Sitting across the dining room table from me now, chewing liverwurst and drinking black coffee, my father doesn’t look fine. His eyes search mine. To me, he looks like he’s setting a trap. I know he is on the chessboard. Ever since he first taught me to play chess, our games reflected our personalities. I bludgeon straight down the middle of the board, heatedly chopping through game pieces, reigning terror. Dad lays back, cool and calculated, drifting to the sides and then springs his calm logical trap, destroying my desperate emotional attack. I know that this chess game and what I did after the fight last night are all tied up together somehow, but I’m too caught up in all the emotional tendrils of that to know what to do. I’m so completely bound by the strained cabling of love, anger, respect, fear, and adoration wrapped through my history with my father for me to be able to make any sense of it at all. And now I’m back to bottling things up. I bring my queen forward on the attack. My father smiles.

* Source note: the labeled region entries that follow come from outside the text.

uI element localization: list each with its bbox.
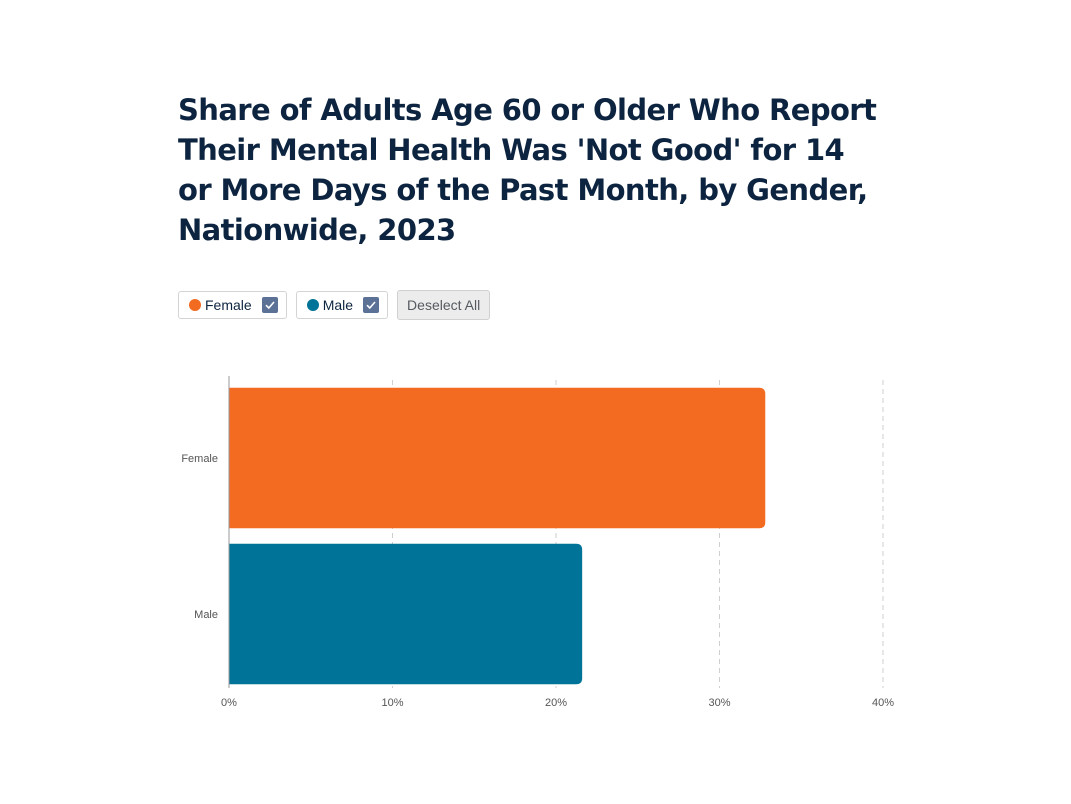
x-tick-label: 10% — [381, 697, 403, 709]
legend-item-female[interactable]: Female — [178, 291, 287, 319]
x-tick-label: 40% — [872, 697, 894, 709]
category-label-female: Female — [181, 453, 218, 465]
checkbox-checked-icon[interactable] — [363, 297, 380, 313]
x-tick-label: 20% — [545, 697, 567, 709]
category-label-male: Male — [194, 609, 218, 621]
bar-female[interactable] — [229, 387, 766, 529]
checkbox-checked-icon[interactable] — [261, 297, 278, 313]
x-tick-label: 30% — [708, 697, 730, 709]
legend-item-male[interactable]: Male — [295, 291, 389, 319]
axes: Female Male 0% 10% 20% 30% 40% — [181, 376, 894, 709]
x-tick-label: 0% — [221, 697, 237, 709]
bars — [229, 387, 766, 685]
deselect-all-button[interactable]: Deselect All — [397, 290, 491, 320]
legend-dot-female — [189, 299, 201, 311]
bar-male[interactable] — [229, 543, 583, 685]
chart-title: Share of Adults Age 60 or Older Who Repo… — [178, 93, 877, 247]
legend-label-male: Male — [322, 297, 354, 313]
legend-dot-male — [306, 299, 319, 311]
legend: Female Male Deselect All — [178, 290, 491, 320]
legend-label-female: Female — [205, 297, 252, 313]
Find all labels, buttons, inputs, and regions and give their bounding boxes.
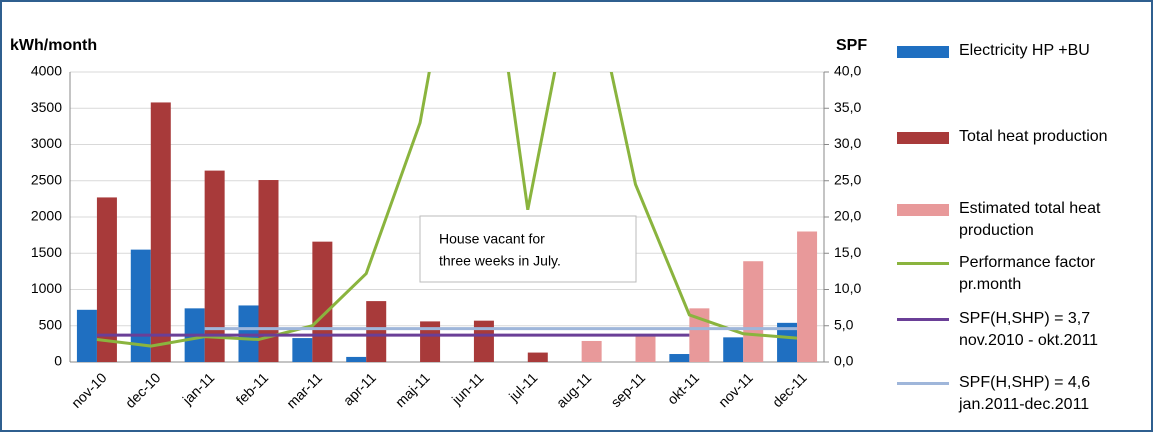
legend-label: SPF(H,SHP) = 4,6 jan.2011-dec.2011 [959, 374, 1091, 413]
x-tick-label: mar-11 [283, 369, 325, 411]
y2-tick-label: 15,0 [834, 244, 861, 260]
bar [777, 322, 798, 362]
bar [581, 340, 602, 362]
chart: kWh/month SPF 0 500 1000 1500 2000 2500 3000 35… [10, 37, 867, 411]
x-tick-label: maj-11 [392, 369, 433, 410]
x-tick-label: apr-11 [340, 369, 379, 408]
x-tick-label: nov-11 [715, 369, 756, 410]
annotation: three weeks in July. [439, 253, 561, 269]
legend-swatch [897, 204, 949, 216]
y2-tick-label: 35,0 [834, 99, 861, 115]
bar [292, 338, 313, 362]
annotation-box [419, 215, 637, 283]
y-tick-label: 3000 [31, 135, 62, 151]
y-tick-label: 2500 [31, 171, 62, 187]
bar [669, 354, 690, 362]
bar [797, 231, 818, 362]
legend-swatch [897, 132, 949, 144]
bar [420, 321, 441, 362]
bar [366, 301, 387, 362]
y-tick-label: 4000 [31, 63, 62, 79]
x-tick-label: nov-10 [68, 369, 110, 411]
bar [473, 320, 494, 362]
legend-swatch [897, 382, 949, 385]
line [96, 72, 798, 348]
y2-tick-label: 0,0 [834, 353, 854, 369]
y2-tick-label: 25,0 [834, 171, 861, 187]
bar [689, 308, 710, 362]
bar [723, 337, 744, 362]
legend-swatch [897, 46, 949, 58]
annotation: House vacant for [439, 231, 545, 247]
y2-tick-label: 40,0 [834, 63, 861, 79]
bar [258, 180, 279, 362]
x-tick-label: okt-11 [664, 369, 702, 407]
legend-label: Estimated total heat production [959, 200, 1101, 239]
legend-label: SPF(H,SHP) = 3,7 nov.2010 - okt.2011 [959, 310, 1099, 349]
x-tick-label: jun-11 [448, 369, 487, 408]
bar [204, 170, 225, 362]
x-tick-label: dec-11 [769, 369, 810, 410]
bar [96, 197, 117, 362]
x-tick-label: aug-11 [553, 369, 595, 411]
y-tick-label: 1500 [31, 244, 62, 260]
legend-label: Total heat production [959, 128, 1108, 145]
bar [527, 352, 548, 362]
bar [312, 241, 333, 362]
legend-swatch [897, 262, 949, 265]
bar [76, 309, 97, 362]
x-tick-label: jul-11 [505, 369, 541, 405]
y-tick-label: 1000 [31, 280, 62, 296]
y2-axis-title: SPF [836, 37, 867, 54]
bar [150, 102, 171, 362]
x-tick-label: sep-11 [607, 369, 648, 410]
y-tick-label: 500 [39, 316, 63, 332]
x-tick-label: dec-10 [122, 369, 164, 411]
y2-tick-label: 10,0 [834, 280, 861, 296]
x-tick-label: jan-11 [179, 369, 218, 408]
y2-tick-label: 30,0 [834, 135, 861, 151]
bar [743, 261, 764, 362]
bar [635, 335, 656, 362]
legend-swatch [897, 318, 949, 321]
x-tick-label: feb-11 [233, 369, 272, 408]
y-tick-label: 2000 [31, 208, 62, 224]
legend-label: Performance factor pr.month [959, 254, 1096, 293]
legend-label: Electricity HP +BU [959, 42, 1090, 59]
y-axis-title: kWh/month [10, 37, 97, 54]
y-tick-label: 0 [54, 353, 62, 369]
y2-tick-label: 20,0 [834, 208, 861, 224]
bar [346, 356, 367, 362]
y2-tick-label: 5,0 [834, 316, 854, 332]
y-tick-label: 3500 [31, 99, 62, 115]
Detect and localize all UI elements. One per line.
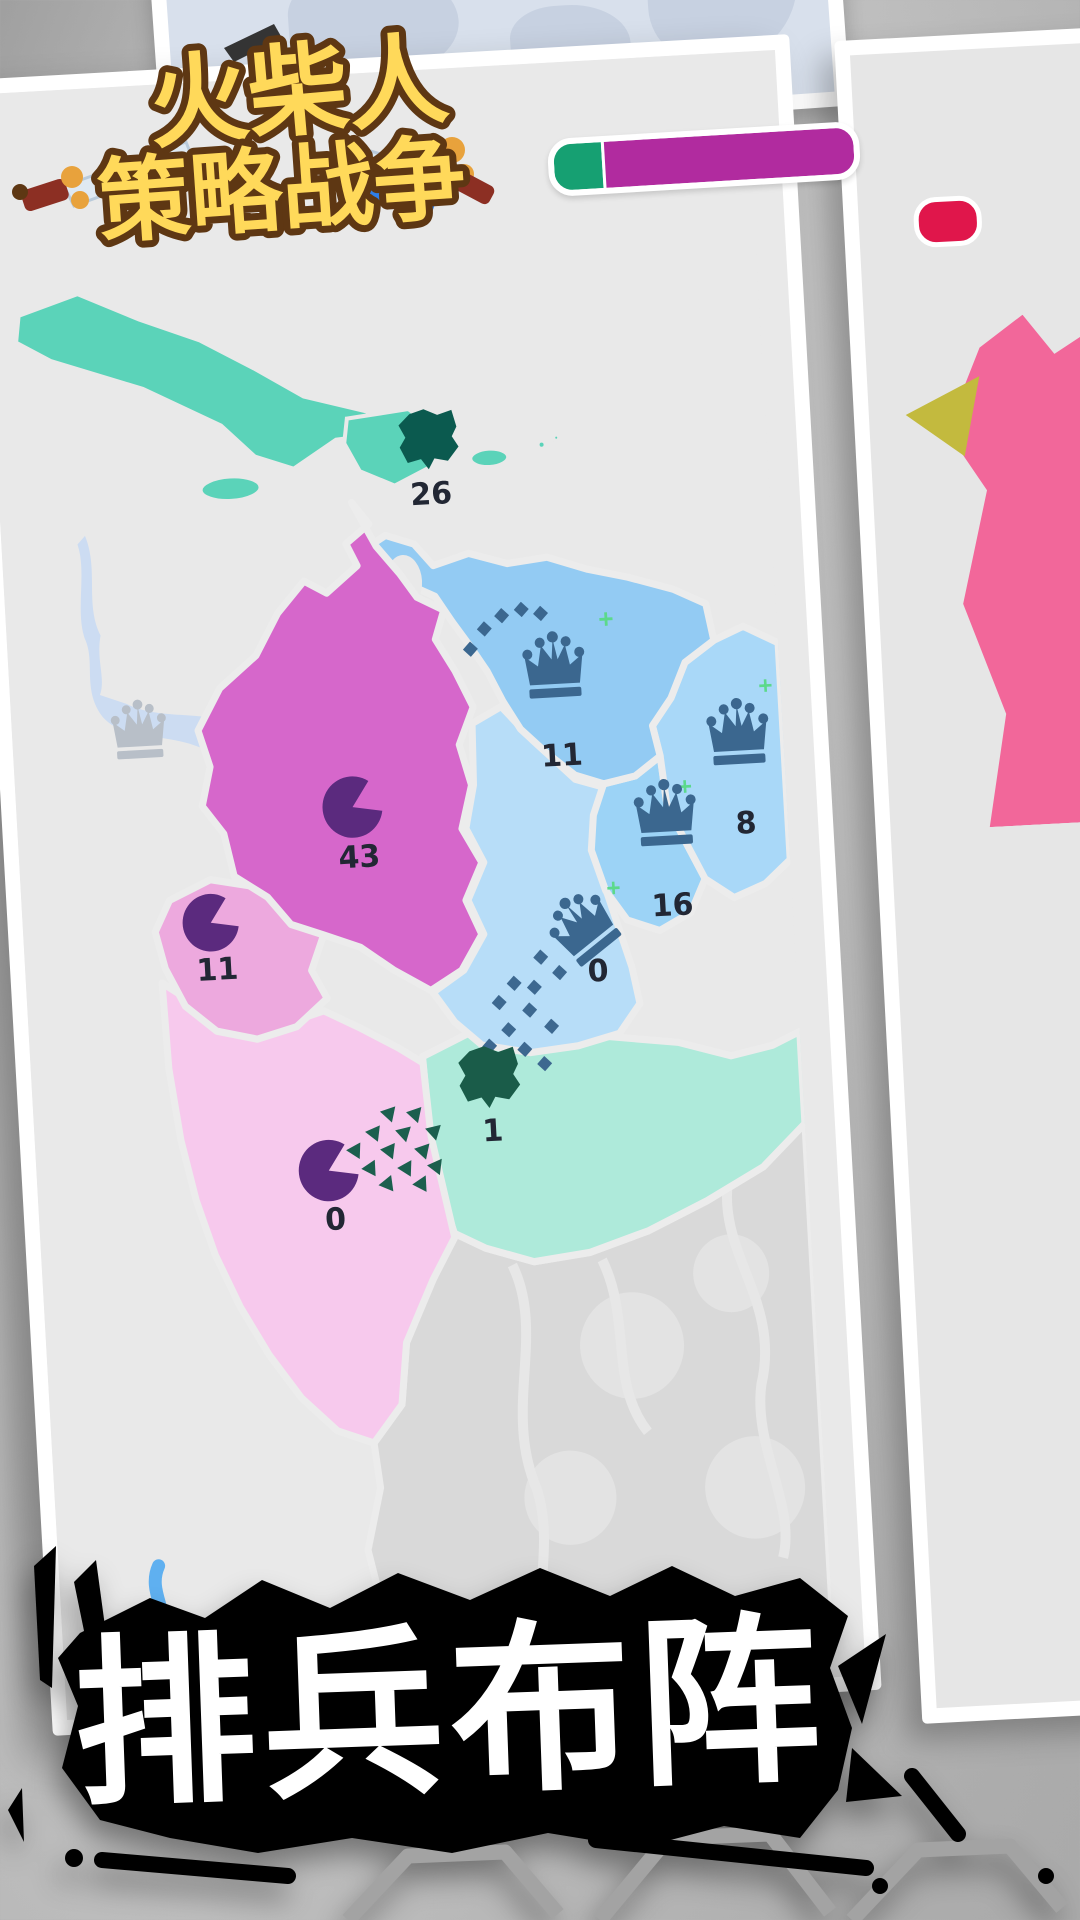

God Almighty, I’m a complete wreck. As my father studies the board for the most diabolical way to destroy me, I think about my own son, Harry. Like me, Harry has ADHD. But he’s a guy who just doesn’t let things get to him.

Last March, a week before I went up to Delaware to help out with my parents, my wife, Margaret, and I threw a little good-bye party for our 23-year-old ADHD son. In a couple of days, Harry was going off on his own and moving back to Hawaii where he has longtime friends from the 10 years we lived there before we moved to Georgia. Harry’s favorite food is chicken tamales, so we ordered a couple of trays of them from the best local Mexican restaurant. Margaret made guacamole, and we cooked rice and black beans and stocked up on beer and soda.

All the while Margaret and I were running around gussying up the house, Harry just watched, looking bemused. I asked him when his new friends from work were coming over, and he said, “They’re not, Dad. We hung out last night.”

“Oh,” I said. “Why, because the dingbat bozos are embarrassed of their part in wrecking your car? Hey, that was a few months ago. I don’t hold a grudge, Harry.”

“Uh, yeah, you kind of do, Dad,” Harry said. “But that’s not it. They’ve got work or other stuff. It’s probably better that it’s just family.”

I took a minute and looked at him. He really wasn’t upset that his friends weren’t coming or that I hold a grudge, nor was he the least bit hesitant in telling me so. If there’s a perfect example of a guy who takes things as they are, who doesn’t get his feelings hurt or become emotionally confused and says what he thinks, it’s my son. As maddening as his basic disengagement with day-to-day emotional life is, I admire his detached “no worries” shrug. Standing there in the living room with him, I knew I’d miss it.

I sure as hell could use some of Harry’s emotional detachment right now, I thought as I watched my father contemplate his next move on the chessboard. Dad wasn’t saying anything, settled back in his chair, sipping his coffee, and stared at me across the chessboard again. And once again, it was my move.

Maybe that’s it, though — I should stop bottling up everything until it gets confused and explodes. Maybe the only way to fix this mess between my father and me is to be more like my son.